The hundreds of recusal violations found by the Journal breach a bedrock principle of American jurisprudence: No one should be a judge of his or her own cause. Congress first laid out that principle in 1792 to guarantee litigants an impartial judge and reassure the public that courts could be trusted.

………

Nothing bars judges from owning stocks, but federal law since 1974 has prohibited judges from hearing cases that involve a party in which they, their spouses or their minor children have a “legal or equitable interest, however small.” That law and the Judicial Conference of the U.S., which is the federal courts’ policy-making body, require judges to avoid even the appearance of a conflict. Although most lawsuits don’t directly affect a company’s stock price, the Supreme Court in 1988 said the law’s purpose is to promote confidence in the judiciary. 

………

Judge Rodney Gilstrap, chief of the U.S. District Court for the Eastern District of Texas, had the largest number of conflicts in the Journal’s analysis: 138 cases assigned to him involving companies in which he or his wife held an interest.

Judge Gilstrap said he believed he didn’t need to recuse himself from some cases because they required little or no action on his part, and in other cases because the stocks were in a trust created for his wife.

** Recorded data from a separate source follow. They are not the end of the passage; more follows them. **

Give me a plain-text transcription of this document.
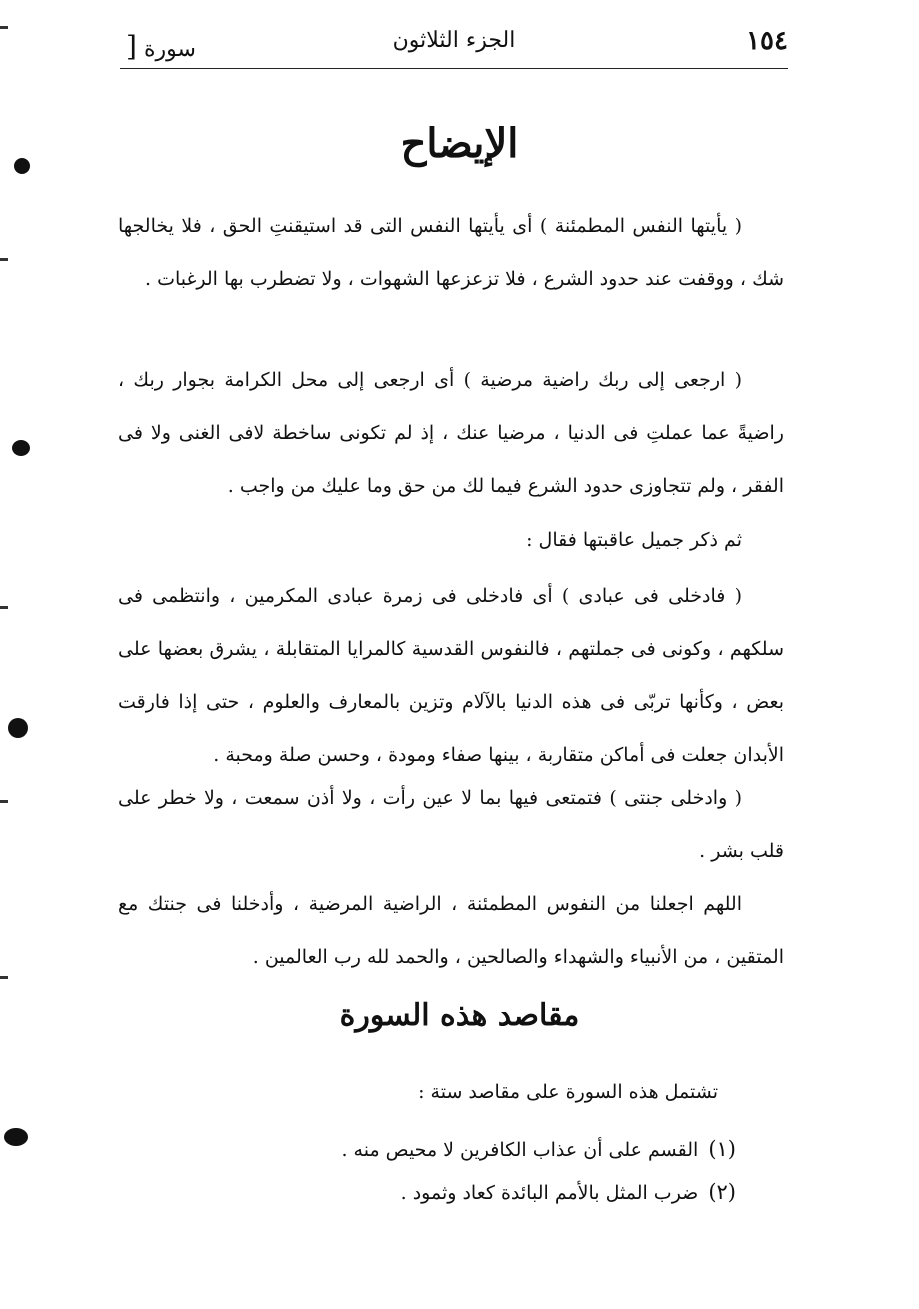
١٥٤
الجزء الثلاثون
سورة [
الإيضاح

( يأيتها النفس المطمئنة ) أى يأيتها النفس التى قد استيقنتِ الحق ، فلا يخالجها شك ، ووقفت عند حدود الشرع ، فلا تزعزعها الشهوات ، ولا تضطرب بها الرغبات .

( ارجعى إلى ربك راضية مرضية ) أى ارجعى إلى محل الكرامة بجوار ربك ، راضيةً عما عملتِ فى الدنيا ، مرضيا عنك ، إذ لم تكونى ساخطة لافى الغنى ولا فى الفقر ، ولم تتجاوزى حدود الشرع فيما لك من حق وما عليك من واجب .

ثم ذكر جميل عاقبتها فقال :

( فادخلى فى عبادى ) أى فادخلى فى زمرة عبادى المكرمين ، وانتظمى فى سلكهم ، وكونى فى جملتهم ، فالنفوس القدسية كالمرايا المتقابلة ، يشرق بعضها على بعض ، وكأنها تربّى فى هذه الدنيا بالآلام وتزين بالمعارف والعلوم ، حتى إذا فارقت الأبدان جعلت فى أماكن متقاربة ، بينها صفاء ومودة ، وحسن صلة ومحبة .

( وادخلى جنتى ) فتمتعى فيها بما لا عين رأت ، ولا أذن سمعت ، ولا خطر على قلب بشر .

اللهم اجعلنا من النفوس المطمئنة ، الراضية المرضية ، وأدخلنا فى جنتك مع المتقين ، من الأنبياء والشهداء والصالحين ، والحمد لله رب العالمين .

مقاصد هذه السورة
تشتمل هذه السورة على مقاصد ستة :
(١)القسم على أن عذاب الكافرين لا محيص منه .
(٢)ضرب المثل بالأمم البائدة كعاد وثمود .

Legal-ethics experts disagreed on both counts.

“I take my obligations related to potential conflicts/recusals seriously,” he said in an email. “Throughout my judicial career, I have endeavored to comply with all such obligations, and I will continue to do so.”

Judge Gilstrap's behavior was so egregious that the WSJ did a deep dive on just on his failures to recuse himself, which is justified, because he has more than twice as many conflicts as his nearest competitor.

Gilstrap is in a class by himself, ignoring Supreme Court rulings to preside over as many patent cases as possible

He is arguably the most dangerous judge in the United States, because he is so egregiously biased in favor of patent trolls.